COLUMBUS (WCMH) — ECOT lied again, according to Ohio Auditor of State Dave Yost.
He claims the online charter school artificially inflated its enrollment numbers for the 2016-17 school year.
According to Yost, unlike previous audits, ECOT officials refused to sign a standard document that stated they did not knowingly engage in fraudulent activities.
Thursday’s report comes after what Yost called a unique and critical year in which the school could not claim they were surprised that their funding would be based off of student participation and not just being signed up with the school.
“For the first time, we have documentation that during the 2016-17 school year ECOT knew precisely how much time students were spending on school work,” said Yost.
That’s thanks in large part to software we told you about a couple of weeks ago called ActivTrak, and Yost says the school chose to report data the software does not corroborate.
“Activtrak is the smoking gun,” said Yost. “For the first time we can prove that ECOT submitted information to ODE in order to get paid that it knew to be false when it was submitted.”
“Submitting false information in order to get money to which one is not entitled is fraud, and it may also be a criminal act,” said Yost.
Yost has referred this matter to the U.S. Attorney, the FBI, the Inspector General of the U.S. Department of Education, and Franklin County Prosecutor Ron O’Brien.

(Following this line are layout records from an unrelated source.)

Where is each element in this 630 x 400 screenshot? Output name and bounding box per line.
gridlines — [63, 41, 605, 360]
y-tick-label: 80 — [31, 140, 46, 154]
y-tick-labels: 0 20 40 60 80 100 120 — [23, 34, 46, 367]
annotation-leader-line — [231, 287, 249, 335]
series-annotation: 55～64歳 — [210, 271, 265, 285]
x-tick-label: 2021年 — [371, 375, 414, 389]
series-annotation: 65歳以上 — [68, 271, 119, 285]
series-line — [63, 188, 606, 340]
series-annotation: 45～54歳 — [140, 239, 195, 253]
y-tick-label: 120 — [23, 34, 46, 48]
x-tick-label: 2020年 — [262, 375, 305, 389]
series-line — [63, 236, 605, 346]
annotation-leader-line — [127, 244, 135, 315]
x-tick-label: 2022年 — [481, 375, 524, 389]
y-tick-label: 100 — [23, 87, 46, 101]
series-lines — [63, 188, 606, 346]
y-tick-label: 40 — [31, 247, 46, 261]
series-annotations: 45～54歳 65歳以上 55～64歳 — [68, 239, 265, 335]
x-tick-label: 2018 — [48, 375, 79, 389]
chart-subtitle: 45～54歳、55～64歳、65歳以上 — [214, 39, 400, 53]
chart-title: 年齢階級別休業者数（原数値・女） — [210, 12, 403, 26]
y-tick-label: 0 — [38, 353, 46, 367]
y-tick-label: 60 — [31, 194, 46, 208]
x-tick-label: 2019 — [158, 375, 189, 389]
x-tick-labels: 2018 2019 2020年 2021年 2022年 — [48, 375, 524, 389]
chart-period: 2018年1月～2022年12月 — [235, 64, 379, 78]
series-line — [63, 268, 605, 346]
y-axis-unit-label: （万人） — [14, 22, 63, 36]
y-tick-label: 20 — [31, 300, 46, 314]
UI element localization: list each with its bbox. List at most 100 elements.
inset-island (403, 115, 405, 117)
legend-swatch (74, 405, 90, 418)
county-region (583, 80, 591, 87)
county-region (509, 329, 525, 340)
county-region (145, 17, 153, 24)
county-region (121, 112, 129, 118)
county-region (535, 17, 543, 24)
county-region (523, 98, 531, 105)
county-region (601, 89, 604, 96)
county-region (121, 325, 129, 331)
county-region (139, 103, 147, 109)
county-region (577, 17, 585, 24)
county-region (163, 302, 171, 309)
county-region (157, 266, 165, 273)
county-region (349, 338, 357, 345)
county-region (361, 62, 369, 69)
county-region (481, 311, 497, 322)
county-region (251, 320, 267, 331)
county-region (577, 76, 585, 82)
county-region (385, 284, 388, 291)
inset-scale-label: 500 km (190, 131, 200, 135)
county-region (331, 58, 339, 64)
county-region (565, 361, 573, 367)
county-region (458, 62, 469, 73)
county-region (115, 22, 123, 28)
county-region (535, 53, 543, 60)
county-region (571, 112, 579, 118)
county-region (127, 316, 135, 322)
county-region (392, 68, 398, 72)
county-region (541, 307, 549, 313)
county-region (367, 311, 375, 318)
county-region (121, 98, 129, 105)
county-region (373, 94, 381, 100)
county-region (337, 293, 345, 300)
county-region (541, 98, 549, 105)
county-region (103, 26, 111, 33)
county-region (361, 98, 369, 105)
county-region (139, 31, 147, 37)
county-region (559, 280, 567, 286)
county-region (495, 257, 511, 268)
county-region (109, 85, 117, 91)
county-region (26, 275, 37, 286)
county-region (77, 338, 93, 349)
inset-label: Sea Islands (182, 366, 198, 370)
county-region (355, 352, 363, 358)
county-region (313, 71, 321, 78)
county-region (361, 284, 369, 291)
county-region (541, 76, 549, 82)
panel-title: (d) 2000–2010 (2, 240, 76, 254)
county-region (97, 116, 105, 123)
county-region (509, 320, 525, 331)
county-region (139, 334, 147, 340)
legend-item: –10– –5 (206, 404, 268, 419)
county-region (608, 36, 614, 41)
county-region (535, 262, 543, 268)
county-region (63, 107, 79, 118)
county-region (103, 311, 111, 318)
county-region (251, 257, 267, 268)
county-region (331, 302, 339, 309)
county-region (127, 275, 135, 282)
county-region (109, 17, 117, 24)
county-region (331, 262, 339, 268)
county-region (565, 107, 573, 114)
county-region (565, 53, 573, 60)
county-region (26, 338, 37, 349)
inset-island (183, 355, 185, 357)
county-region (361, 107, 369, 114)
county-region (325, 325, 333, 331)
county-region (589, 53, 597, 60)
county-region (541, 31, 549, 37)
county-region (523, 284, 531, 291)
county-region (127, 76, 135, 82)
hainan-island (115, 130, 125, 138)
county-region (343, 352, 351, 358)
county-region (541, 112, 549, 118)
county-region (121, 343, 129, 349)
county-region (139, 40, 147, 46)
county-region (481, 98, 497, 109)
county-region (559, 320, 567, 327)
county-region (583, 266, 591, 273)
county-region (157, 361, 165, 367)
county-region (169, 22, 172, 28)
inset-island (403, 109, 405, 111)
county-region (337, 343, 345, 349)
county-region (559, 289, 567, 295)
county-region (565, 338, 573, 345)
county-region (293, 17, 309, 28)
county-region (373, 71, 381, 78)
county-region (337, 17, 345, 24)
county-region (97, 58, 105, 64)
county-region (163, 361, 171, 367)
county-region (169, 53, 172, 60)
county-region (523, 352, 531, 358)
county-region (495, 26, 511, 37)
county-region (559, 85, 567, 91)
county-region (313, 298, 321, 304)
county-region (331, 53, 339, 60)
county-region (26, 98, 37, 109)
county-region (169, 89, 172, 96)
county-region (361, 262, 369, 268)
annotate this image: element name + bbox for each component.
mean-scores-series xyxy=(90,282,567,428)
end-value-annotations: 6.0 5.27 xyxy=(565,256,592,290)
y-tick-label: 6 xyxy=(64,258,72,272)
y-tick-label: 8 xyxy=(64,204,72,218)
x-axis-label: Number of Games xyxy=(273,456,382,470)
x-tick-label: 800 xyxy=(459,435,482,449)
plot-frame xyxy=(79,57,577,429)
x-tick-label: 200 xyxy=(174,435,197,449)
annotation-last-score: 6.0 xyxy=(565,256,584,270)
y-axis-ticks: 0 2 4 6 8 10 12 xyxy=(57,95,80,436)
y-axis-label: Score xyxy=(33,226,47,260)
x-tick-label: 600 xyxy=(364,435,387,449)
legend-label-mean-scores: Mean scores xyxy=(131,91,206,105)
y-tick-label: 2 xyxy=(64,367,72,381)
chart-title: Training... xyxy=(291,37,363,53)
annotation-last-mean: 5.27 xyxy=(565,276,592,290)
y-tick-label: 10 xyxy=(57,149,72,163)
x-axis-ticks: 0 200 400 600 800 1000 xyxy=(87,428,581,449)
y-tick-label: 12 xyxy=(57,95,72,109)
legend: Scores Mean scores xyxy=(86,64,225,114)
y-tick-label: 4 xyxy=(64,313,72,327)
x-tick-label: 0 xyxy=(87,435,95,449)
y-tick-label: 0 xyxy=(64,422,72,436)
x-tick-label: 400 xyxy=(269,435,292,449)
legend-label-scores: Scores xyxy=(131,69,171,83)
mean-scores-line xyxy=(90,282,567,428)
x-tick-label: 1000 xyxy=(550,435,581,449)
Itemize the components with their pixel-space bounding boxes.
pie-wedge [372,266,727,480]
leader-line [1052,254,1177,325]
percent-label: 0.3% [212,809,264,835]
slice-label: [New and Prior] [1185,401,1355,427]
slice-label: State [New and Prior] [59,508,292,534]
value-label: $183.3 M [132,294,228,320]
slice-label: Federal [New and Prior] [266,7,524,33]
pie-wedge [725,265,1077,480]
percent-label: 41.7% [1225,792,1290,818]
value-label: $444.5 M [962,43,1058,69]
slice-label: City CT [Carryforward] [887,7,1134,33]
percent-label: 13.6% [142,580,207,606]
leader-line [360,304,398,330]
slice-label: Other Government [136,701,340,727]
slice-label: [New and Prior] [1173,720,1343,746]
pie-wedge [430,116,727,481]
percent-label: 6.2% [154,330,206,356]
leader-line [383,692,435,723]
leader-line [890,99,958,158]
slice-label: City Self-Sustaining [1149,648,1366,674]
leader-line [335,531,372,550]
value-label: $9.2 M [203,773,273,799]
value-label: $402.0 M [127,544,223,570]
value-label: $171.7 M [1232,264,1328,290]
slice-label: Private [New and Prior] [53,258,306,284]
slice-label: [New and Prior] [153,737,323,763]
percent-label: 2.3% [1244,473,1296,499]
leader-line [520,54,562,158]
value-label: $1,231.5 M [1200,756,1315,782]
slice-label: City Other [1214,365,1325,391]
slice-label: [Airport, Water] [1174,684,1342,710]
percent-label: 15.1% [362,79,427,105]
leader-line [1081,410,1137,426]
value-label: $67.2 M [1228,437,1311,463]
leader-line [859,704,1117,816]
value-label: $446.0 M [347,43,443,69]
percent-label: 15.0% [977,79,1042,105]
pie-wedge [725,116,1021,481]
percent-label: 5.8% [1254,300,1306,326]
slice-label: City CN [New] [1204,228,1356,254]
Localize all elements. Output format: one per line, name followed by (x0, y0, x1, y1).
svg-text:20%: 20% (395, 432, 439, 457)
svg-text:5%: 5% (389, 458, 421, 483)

Yost says, ultimately it may not be possible to calculate exactly how much money ECOT has bilked from the state over the years, and while the state attempts to recoup some of the millions of dollars it is owed for overpayments to the school it is the students who never graduated that lost the most.
“ECOT owed them an education and now it can never give it to them, you can’t make that up,” said Yost.
Yost claims the Ohio Department of Education and state lawmakers are to blame for all of this.
He says ODE should not have accepted ECOT’s reported numbers for 2016-17 because they lacked detail, something that is required by ODE guidelines.
He also says, state lawmakers should not have allowed the loopholes ECOT exploited to deceive the state to exist.
According to Yost, no new regulations would have been passed into law and ECOT would still be in operation today if it wasn’t for his office and the work they have done uncovering the bad acts of the school.
Yost described his efforts to get lawmakers to sure up charter school rules as having to drag them kicking and screaming.
After the press conference Yost’s campaign for Attorney General released a statement that he would be giving all money ever donated to him by Bill Lager, the founder of ECOT, to charity.
Keith Faber, who served as Senate President during the years ECOT ran unchecked, and who is running State Auditor also is giving all money donated to him by Bill Lager to charity.
Democrats have made, and plan to continue to make, ECOT a central issue by trying to link those kinds of financial donations to Republican candidates like Yost and Faber, as well as to the Republican Party itself, as a pay to play scheme.
Republicans have held power over much of Ohio’s state government for years and during that time ECOT has been allowed to continue to operate in a way that Yost speculates as morally wrong, but potentially legally above board due to weak state laws.
The majority party has also been responsible for the elimination of a watchdog group that could have caught ECOT sooner had they not been dissolved.
There is no guarantee that the Legislative Office of Education Oversight (LOEO) would have been able to sniff out ECOT’s deceptive practices, but there is a 100% chance of it not finding anything when it no longer existed.
In 2005, LOEO was dissolved when current Lt. Governor Candidate Jon Husted held the leadership position of Speaker of the Ohio House of Representatives which voted to eliminate the office.
This will not be the last time ECOT ends up in the news.
An audit of the partial 2017-18 school year it was in operation will be done.
And there is still the ability to look into what exactly the students were doing with their time.
Because ActivTrak logs the name of the window that is open and being viewed on the computer, and all that raw data has been saved and cannot be changed, it could be accessed and studied.
The question remains: what will investigators find? Do we really want to know what they were looking at alone in their homes on laptops paid for by taxpayers?